La última misión, n.º 2028 - octubre 2014
Título original: The Widow of Conard County
Publicada originalmente por Harlequin Enterprises, Ltd.
Todos los derechos están reservados incluidos los de reproducción, total o parcial. Esta edición ha sido publicada con autorización de Harlequin Books S.A.
Esta es una obra de ficción. Nombres, caracteres, lugares, y situaciones son producto de la imaginación del autor o son utilizados ficticiamente, y cualquier parecido con personas, vivas o muertas, establecimientos de negocios (comerciales), hechos o situaciones son pura coincidencia.
® Harlequin, Julia y logotipo Harlequin son marcas registradas por Harlequin Enterprises Limited
® y ™ son marcas registradas por Harlequin Enterprises Limited y sus filiales, utilizadas con licencia. Las marcas que lleven ® están registradas en la Oficina Española de Patentes y Marcas y en otros países.
Imagen de cubierta utilizada con permiso de Harlequin Enterprises Limited. Todos los derechos están reservados.
I.S.B.N.: 978-84-687-5600-4
Editor responsable: Luis Pugni
Conversión ebook: MT Color & Diseño
Capítulo 1
SHARON Majors vio al hombre que se acercaba a su casa por el camino polvoriento. Cojeaba ligeramente de la pierna izquierda y llevaba una mochila de lona colgada de un hombro. En esos tiempos tan complicados era frecuente ver vagabundos por Conrad County, Wyoming. No pasaba ni una semana sin que se presentaran algunos para buscar trabajo en su pequeño rancho.

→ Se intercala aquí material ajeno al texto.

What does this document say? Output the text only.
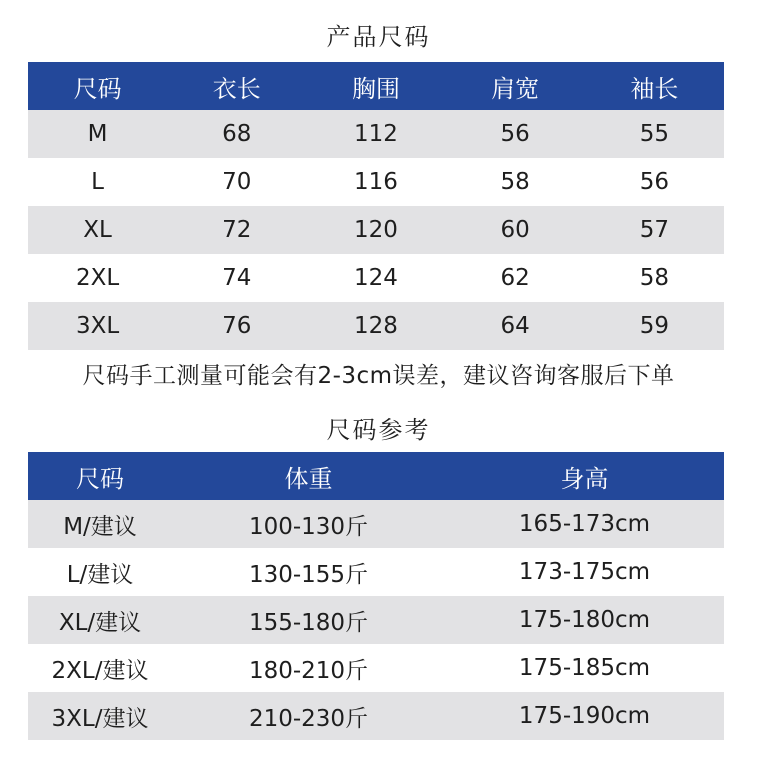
产品尺码
尺码	衣长	胸围	肩宽	袖长
M	68	112	56	55
L	70	116	58	56
XL	72	120	60	57
2XL	74	124	62	58
3XL	76	128	64	59
尺码手工测量可能会有2-3cm误差，建议咨询客服后下单
尺码参考
尺码	体重	身高
M/建议	100-130斤	165-173cm
L/建议	130-155斤	173-175cm
XL/建议	155-180斤	175-180cm
2XL/建议	180-210斤	175-185cm
3XL/建议	210-230斤	175-190cm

Normalmente, no podía dárselo. Desde que Chet había muerto en Afganistán, ni siquiera había tenido fuerzas para ocuparse del rancho. Alquilaba los pastos a su vecino para que pastaran sus ovejas y el viento, el sol y la nieve empezaban a pasar factura a los edificios, las vallas y hasta a su propia casa. Últimamente, había intentado hacer algo contra ese deterioro. Sin embargo, ¿qué importaba? Si pudiera venderlo, lo vendería para huir de los recuerdos, pero nadie compraba ranchos pequeños en esos tiempos.
Cuántos sueños, pensó con tristeza. Chet siempre había querido tener algo de tierra para trabajarla cuando dejara el ejército. Hacía cuatro años, en uno de sus permisos, se instalaron allí. En ese momento, aquellos sueños estaban convirtiéndose en polvo y a ella le daba igual.

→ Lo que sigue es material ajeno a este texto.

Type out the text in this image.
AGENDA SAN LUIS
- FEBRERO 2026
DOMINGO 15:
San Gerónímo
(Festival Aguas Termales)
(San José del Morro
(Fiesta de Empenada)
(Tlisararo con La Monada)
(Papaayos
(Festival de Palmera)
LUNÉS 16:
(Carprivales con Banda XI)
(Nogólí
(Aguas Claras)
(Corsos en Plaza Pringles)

Observó al desconocido. Podía contratar a alguien para que hiciera cosillas, pero casi nunca lo hacía porque eran vagabundos. Los sentaba en el porche, les daba un par de sándwiches y algo de beber y les pedía que se fueran.
El verano, cuando no tenía clases, era lo más arduo. Todos sus amigos, que tampoco tenían clases, se marchaban para visitar a sus familias o tomarse unas vacaciones baratas. Ella también habría podido marcharse, pero unas vacaciones solitarias o la familia que tenía no le interesaban. Su madre, que había sido una mujer hermosa, se había convertido en una alcohólica y su padre, en un hombre amargado.

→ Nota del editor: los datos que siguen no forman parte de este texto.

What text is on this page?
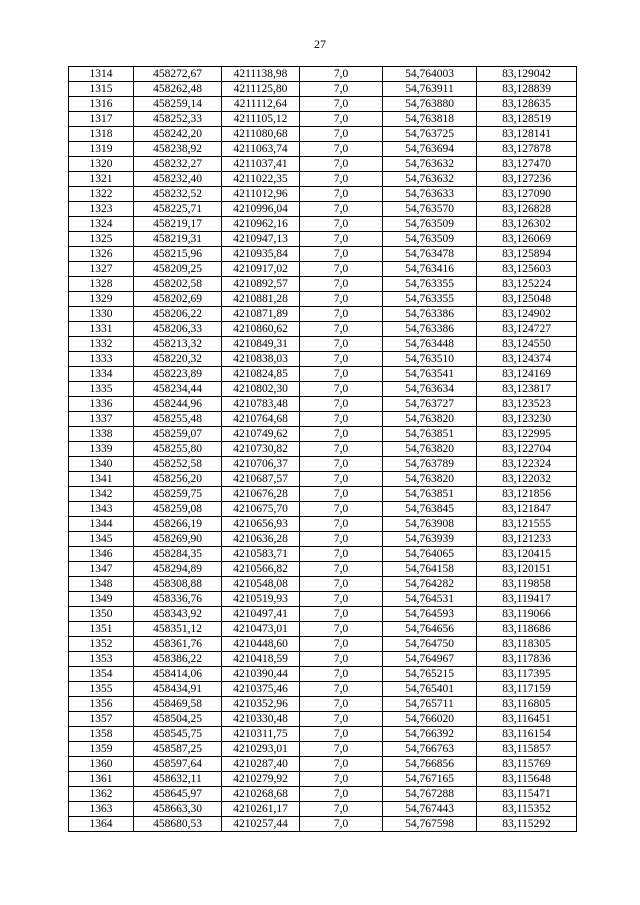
27
1314	458272,67	4211138,98	7,0	54,764003	83,129042
1315	458262,48	4211125,80	7,0	54,763911	83,128839
1316	458259,14	4211112,64	7,0	54,763880	83,128635
1317	458252,33	4211105,12	7,0	54,763818	83,128519
1318	458242,20	4211080,68	7,0	54,763725	83,128141
1319	458238,92	4211063,74	7,0	54,763694	83,127878
1320	458232,27	4211037,41	7,0	54,763632	83,127470
1321	458232,40	4211022,35	7,0	54,763632	83,127236
1322	458232,52	4211012,96	7,0	54,763633	83,127090
1323	458225,71	4210996,04	7,0	54,763570	83,126828
1324	458219,17	4210962,16	7,0	54,763509	83,126302
1325	458219,31	4210947,13	7,0	54,763509	83,126069
1326	458215,96	4210935,84	7,0	54,763478	83,125894
1327	458209,25	4210917,02	7,0	54,763416	83,125603
1328	458202,58	4210892,57	7,0	54,763355	83,125224
1329	458202,69	4210881,28	7,0	54,763355	83,125048
1330	458206,22	4210871,89	7,0	54,763386	83,124902
1331	458206,33	4210860,62	7,0	54,763386	83,124727
1332	458213,32	4210849,31	7,0	54,763448	83,124550
1333	458220,32	4210838,03	7,0	54,763510	83,124374
1334	458223,89	4210824,85	7,0	54,763541	83,124169
1335	458234,44	4210802,30	7,0	54,763634	83,123817
1336	458244,96	4210783,48	7,0	54,763727	83,123523
1337	458255,48	4210764,68	7,0	54,763820	83,123230
1338	458259,07	4210749,62	7,0	54,763851	83,122995
1339	458255,80	4210730,82	7,0	54,763820	83,122704
1340	458252,58	4210706,37	7,0	54,763789	83,122324
1341	458256,20	4210687,57	7,0	54,763820	83,122032
1342	458259,75	4210676,28	7,0	54,763851	83,121856
1343	458259,08	4210675,70	7,0	54,763845	83,121847
1344	458266,19	4210656,93	7,0	54,763908	83,121555
1345	458269,90	4210636,28	7,0	54,763939	83,121233
1346	458284,35	4210583,71	7,0	54,764065	83,120415
1347	458294,89	4210566,82	7,0	54,764158	83,120151
1348	458308,88	4210548,08	7,0	54,764282	83,119858
1349	458336,76	4210519,93	7,0	54,764531	83,119417
1350	458343,92	4210497,41	7,0	54,764593	83,119066
1351	458351,12	4210473,01	7,0	54,764656	83,118686
1352	458361,76	4210448,60	7,0	54,764750	83,118305
1353	458386,22	4210418,59	7,0	54,764967	83,117836
1354	458414,06	4210390,44	7,0	54,765215	83,117395
1355	458434,91	4210375,46	7,0	54,765401	83,117159
1356	458469,58	4210352,96	7,0	54,765711	83,116805
1357	458504,25	4210330,48	7,0	54,766020	83,116451
1358	458545,75	4210311,75	7,0	54,766392	83,116154
1359	458587,25	4210293,01	7,0	54,766763	83,115857
1360	458597,64	4210287,40	7,0	54,766856	83,115769
1361	458632,11	4210279,92	7,0	54,767165	83,115648
1362	458645,97	4210268,68	7,0	54,767288	83,115471
1363	458663,30	4210261,17	7,0	54,767443	83,115352
1364	458680,53	4210257,44	7,0	54,767598	83,115292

Por eso, se quedaba allí aunque sabía que estaba estancada, que hacía todo mal y que no podía hacer nada para evitarlo. Se dijo que no podía abandonar el rancho, pero solo era una excusa. Si lo abandonaba, ¿a quién iba a importarle?
Suspiró, fue hasta la puerta y esperó a que el hombre llegara y le hiciera la pregunta obligada. Sin embargo, cuando se acercó lo bastante, pudo ver que, al contrario que la mayoría de los vagabundos, tenía buen aspecto a pesar de la cojera. Tenía el rostro cansado, pero no demacrado, y el pelo moreno algo largo, pero parecía limpio. Además, su ropa vaquera y sus botas también parecían relativamente nuevas. Si hubiese estado en otra disposición de ánimo, incluso le habría parecido guapo en un sentido un poco tosco. Ese pensamiento repentino la incomodó y lo desechó enseguida. Bastante remordimiento sentía por seguir respirando cuando Chet estaba muerto. No pensaba sentir más remordimientos por una repentina atracción sexual hacia un desconocido. Esa parte se sí misma podía quedarse muerta y enterrada con Chet.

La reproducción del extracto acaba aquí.